By the sound of his diminishing footsteps I supposed it was a rear staircase. He came up again in ten minutes or so, this time with the policeman.
“He’s gone, all right,” he said ruefully. “If you’d been attending to your business, Robison, you’d have watched the back door.”
“I’m not twins.” Robison was surly.
“Well,” I broke in, as cheerfully as I could, “if you are through with this jolly little affair, and can get down my ladder without having my housekeeper ring the burglar alarm, I have some good Monongahela whisky—eh?”

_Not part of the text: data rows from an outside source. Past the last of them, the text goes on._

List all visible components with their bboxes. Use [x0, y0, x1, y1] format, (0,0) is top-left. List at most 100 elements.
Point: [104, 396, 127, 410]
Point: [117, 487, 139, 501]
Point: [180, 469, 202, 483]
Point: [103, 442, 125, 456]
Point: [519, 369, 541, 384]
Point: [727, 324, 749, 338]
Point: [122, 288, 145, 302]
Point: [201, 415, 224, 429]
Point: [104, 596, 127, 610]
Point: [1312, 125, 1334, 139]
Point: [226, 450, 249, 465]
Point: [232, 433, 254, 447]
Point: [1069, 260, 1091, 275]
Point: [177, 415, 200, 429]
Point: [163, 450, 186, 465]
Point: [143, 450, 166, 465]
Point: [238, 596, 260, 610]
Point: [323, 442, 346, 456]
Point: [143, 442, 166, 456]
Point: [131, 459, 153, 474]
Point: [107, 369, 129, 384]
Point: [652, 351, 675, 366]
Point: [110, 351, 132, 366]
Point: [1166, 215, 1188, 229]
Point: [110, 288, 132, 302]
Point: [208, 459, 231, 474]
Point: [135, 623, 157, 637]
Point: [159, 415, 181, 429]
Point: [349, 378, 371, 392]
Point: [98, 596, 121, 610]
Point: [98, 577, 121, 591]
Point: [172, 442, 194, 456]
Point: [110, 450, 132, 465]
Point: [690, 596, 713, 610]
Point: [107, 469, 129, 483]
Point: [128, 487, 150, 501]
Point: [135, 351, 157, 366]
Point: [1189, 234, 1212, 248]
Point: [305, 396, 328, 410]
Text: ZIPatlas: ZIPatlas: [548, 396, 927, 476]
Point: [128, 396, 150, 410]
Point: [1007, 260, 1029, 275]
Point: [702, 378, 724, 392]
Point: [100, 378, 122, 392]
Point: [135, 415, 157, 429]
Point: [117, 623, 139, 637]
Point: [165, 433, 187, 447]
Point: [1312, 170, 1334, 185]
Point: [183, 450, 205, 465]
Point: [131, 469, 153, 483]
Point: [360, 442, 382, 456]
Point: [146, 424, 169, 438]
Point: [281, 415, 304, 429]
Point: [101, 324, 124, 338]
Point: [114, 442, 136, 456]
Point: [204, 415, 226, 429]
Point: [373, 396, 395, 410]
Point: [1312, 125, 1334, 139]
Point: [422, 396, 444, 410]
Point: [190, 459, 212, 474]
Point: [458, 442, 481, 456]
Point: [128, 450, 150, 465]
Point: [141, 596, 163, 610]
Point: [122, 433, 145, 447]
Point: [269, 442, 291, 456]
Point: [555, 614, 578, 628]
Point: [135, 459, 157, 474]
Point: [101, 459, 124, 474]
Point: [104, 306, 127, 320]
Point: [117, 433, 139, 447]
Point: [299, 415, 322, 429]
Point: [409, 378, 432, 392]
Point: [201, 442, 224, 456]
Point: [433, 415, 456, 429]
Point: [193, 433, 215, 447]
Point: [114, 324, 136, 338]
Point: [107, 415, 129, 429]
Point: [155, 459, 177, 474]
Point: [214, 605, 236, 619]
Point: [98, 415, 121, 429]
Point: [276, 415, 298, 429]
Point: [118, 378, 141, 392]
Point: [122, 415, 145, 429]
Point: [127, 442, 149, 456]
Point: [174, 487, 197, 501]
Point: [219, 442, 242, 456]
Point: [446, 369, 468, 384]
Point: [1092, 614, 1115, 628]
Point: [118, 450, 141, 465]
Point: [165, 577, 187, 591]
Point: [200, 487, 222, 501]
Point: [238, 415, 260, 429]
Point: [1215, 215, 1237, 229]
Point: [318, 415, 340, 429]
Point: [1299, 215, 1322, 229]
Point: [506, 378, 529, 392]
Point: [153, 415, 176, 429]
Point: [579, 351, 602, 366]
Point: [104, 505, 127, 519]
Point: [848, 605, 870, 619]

They came without a second invitation across the roof, and with them safely away from the house I breathed more freely. Down in the den I fulfilled my promise, which Johnson drank to the toast, “Coming through the rye.” He examined my gun rack with the eye of a connoisseur, and even when he was about to go he cast a loving eye back at the weapons.
“Ever been in the army?” he inquired.
“No,” I said with a bitterness that he noticed but failed to comprehend. “I’m a chocolate cream soldier—you don’t read Shaw, I suppose, Johnson?”
“Never heard of him,” the detective said indifferently. “Well, good night, Mr. Blakeley. Much obliged.” At the door he hesitated and coughed.